Recently, David Albright, former nuclear inspector for the U.N.’s International Atomic Energy Agency (IAEA), and Olli Heinonen, former IAEA deputy director general, published an Institute for Science and International Security report based on Iran’s secret nuclear-weapon archives clandestinely obtained by Israel’s Mossad:

“The archive shows that the AMAD program intended to build five nuclear warhead systems for missile delivery and possible use in preparation for an underground nuclear test; an actual test would require a decision to proceed. The program was also partially designed to have its own independent uranium mining, conversion, and enrichment resources. The documentation indicates that Iran’s nuclear weaponization efforts did not stop after 2003 … .

“The United States incorrectly assessed with high confidence in a 2007 declassified National Intelligence Estimate (NIE) that ‘in fall 2003, Tehran halted its nuclear weapons program.’ Based on the information in the archives, Iran’s nuclear weapons program continued after 2003. … Moreover, the 2007 NIE also incorrectly asserted that Iran had not re-started its nuclear weapons program as of mid-2007. … However, there is no evidence that the program was ever fully halted, even up to today.

“The information in the archive evaluated so far does not answer the question of what the current status of Iran’s nuclear weapons program is … .”

Assessments that Iran does not yet have nuclear weapons assume, erroneously, that our intelligence is perfect; that Iran’s civilian nuclear program is all there is; that no clandestine nuclear weapons program exists in Iran’s numerous underground military facilities — including unaccounted-for uranium and plutonium facilities to fuel nuclear weapons, as in North Korea.

Where Iran is concerned, our intelligence community appears to have learned nothing from its spectacular failures that grossly underestimated the nuclear threat from North Korea. Does the intelligence community even want to know the truth about Iran’s Islamic bomb?

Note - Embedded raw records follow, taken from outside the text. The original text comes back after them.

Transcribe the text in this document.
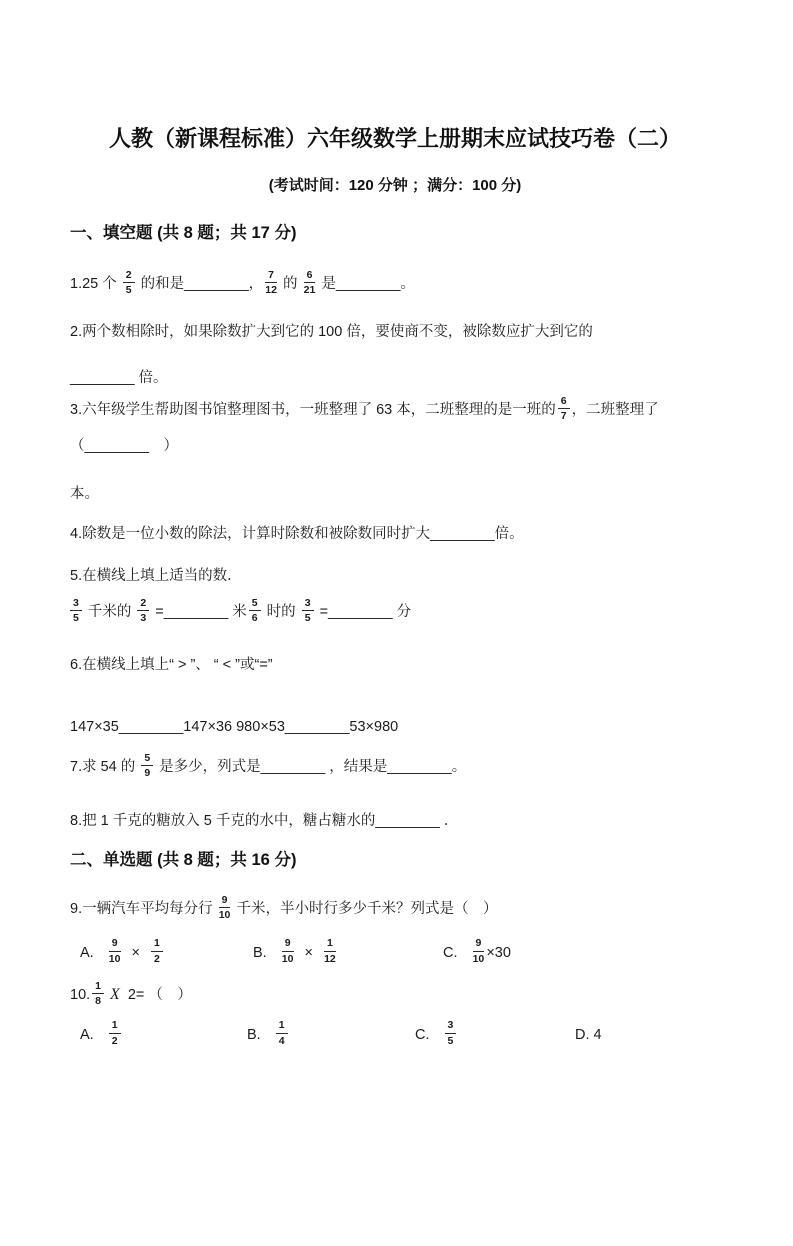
人教（新课程标准）六年级数学上册期末应试技巧卷（二）

(考试时间：120 分钟 ；满分：100 分)

一、填空题 (共 8 题；共 17 分)

1.25 个 $\frac{2}{5}$ 的和是________， $\frac{7}{12}$ 的 $\frac{6}{21}$ 是________。

2.两个数相除时，如果除数扩大到它的 100 倍，要使商不变，被除数应扩大到它的

________ 倍。

3.六年级学生帮助图书馆整理图书，一班整理了 63 本，二班整理的是一班的 $\frac{6}{7}$ ，二班整理了 （________　）

本。

4.除数是一位小数的除法，计算时除数和被除数同时扩大________倍。

5.在横线上填上适当的数．

$\frac{3}{5}$ 千米的 $\frac{2}{3}$ =________ 米 $\frac{5}{6}$ 时的 $\frac{3}{5}$ =________ 分

6.在横线上填上“ > ”、 “ < ”或“=”

147×35________147×36 980×53________53×980

7.求 54 的 $\frac{5}{9}$ 是多少，列式是________ ，结果是________。

8.把 1 千克的糖放入 5 千克的水中，糖占糖水的________ ．

二、单选题 (共 8 题；共 16 分)

9.一辆汽车平均每分行 $\frac{9}{10}$ 千米，半小时行多少千米？列式是（　）

A. $\frac{9}{10} \times \frac{1}{2}$	B. $\frac{9}{10} \times \frac{1}{12}$	C. $\frac{9}{10} \times 30$

10. $\frac{1}{8}$ X 2= （　）

A. $\frac{1}{2}$	B. $\frac{1}{4}$	C. $\frac{3}{5}$	D. 4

Senate Republicans and House Democrats soon will argue over modernization of U.S. strategic nuclear forces to deter Russia and China. But Iran and North Korea may not be deterrable, and may sell nuclear weapons to terrorists.

And a catastrophic EMP attack can be made against the United States with a single nuclear weapon delivered by balloon, or launched off a freighter, or by satellite — anonymously. Deterrence is no defense against such threats.

The Department of Homeland Security’s so-called National EMP Strategyappears to be little more than a box-checking exercise to minimally comply with the Critical Infrastructure Protection Act and urgent demands by Congress and the public for national EMP preparedness.  Alarmed by the lack of progress, the U.S. Air Force has formed an Electromagnetic Defense Task Force, that convened in August and recently published a report — warning that nuclear and natural EMP pose an existential threat, and calling for immediate and highest-priority action from the White House to protect the nation.

Our divided house must at least agree to harden — against EMP and cyber warfare — the national electric grid that sustains the lives of 327 million Americans.

Dr. Peter Vincent Pry was chief of staff of the Congressional EMP Commission. He served on the staff of the House Armed Service Committee and at the CIA. He is the author of a new book, “EMP Manhattan Project: Organizing For Survival Against An Electromagnetic Pulse Catastrophe.”